Other News Materials 27 February 2008 05:35 (UTC +04:00)

( Reuters ) - Cuban President Raul Castro met with the Vatican's No. 2 official on Tuesday in his first meeting with a foreign visitor as Cuba's new leader.

Two days after succeeding his brother Fidel Castro, the new president met with Vatican secretary of state Cardinal Tarcisio Bertone, who has criticized U.S. sanctions against Cuba during a six-day visit and said the Catholic Church will work with the Cuban government for the good of Cubans.

The 76-year-old general donned a dark business suit instead of his brown uniform to receive the cardinal in the government headquarters overlooking Havana's Revolution Square.

The cardinal was in Cuba to improve once strained ties between the state and the Catholic Church ten years after Pope John Paul's historic trip to the communist-run island.

Bertone's visit brought a welcome boost to the Church in Cuba through greater exposure in the state-controlled media.

Cuban television broadcast live on Monday a news conference where Bertone, in response to a question, welcomed the recent release of four political prisoners, though he said he had not pressed for an amnesty for other jailed dissidents.

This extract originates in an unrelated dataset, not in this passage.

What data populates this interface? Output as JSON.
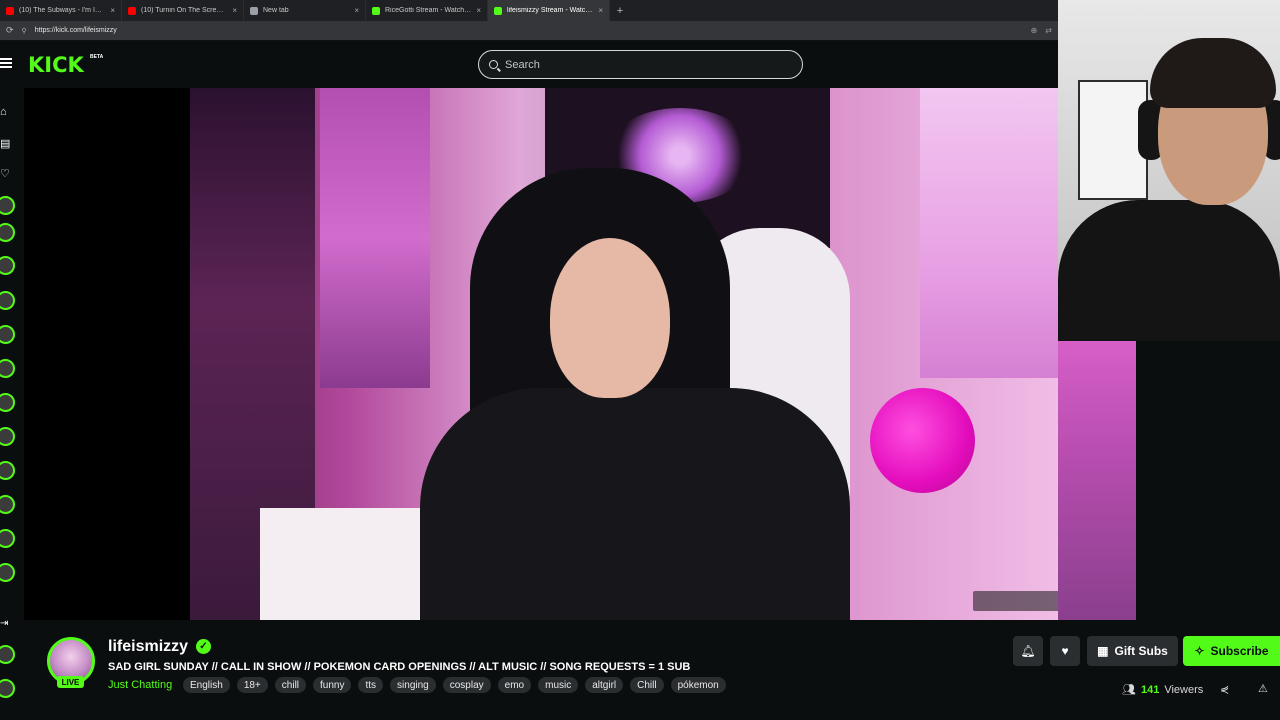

A mass led by the cardinal in Havana's cathedral was also broadcast live on Cuban television.

The visit coincided with Raul Castro becoming Cuba's first new leader in almost half a century on Sunday, following the retirement of Fidel Castro, 81 and in ill health.

The younger Castro has fostered debate among Cubans on the economic hardships they face, vowing to improve their standard of living while sticking to socialism in Cuba.

In a rare gesture to the Church, the ruling Communist Party newspaper Granma published on Tuesday a statement by the Catholic Bishops of Cuba calling on the government to move quickly to resolve the most pressing problems facing Cubans.

After Fidel Castro came to power in 1959, priests were expelled and Catholics faced decades of official atheism.

The Catholic Church is the only major institution in Cuba that is not controlled by the state and is expected to play an important social role in any post-Castro transition.

But it has not been allowed to build new churches, play a role in education or gain access to radio broadcasting.

Cuban authorities promised Bertone that they will open up the country's media more to the Church, the Catholic news agency SIR, which is close to the Italian Bishops' Conference, reported in Rome on Tuesday.

The authorities had promised "more openings in written media and radio, and in certain exceptional cases, even television," SIR quoted Bertone as telling Cuban Catholic media in a report from a correspondent in Havana.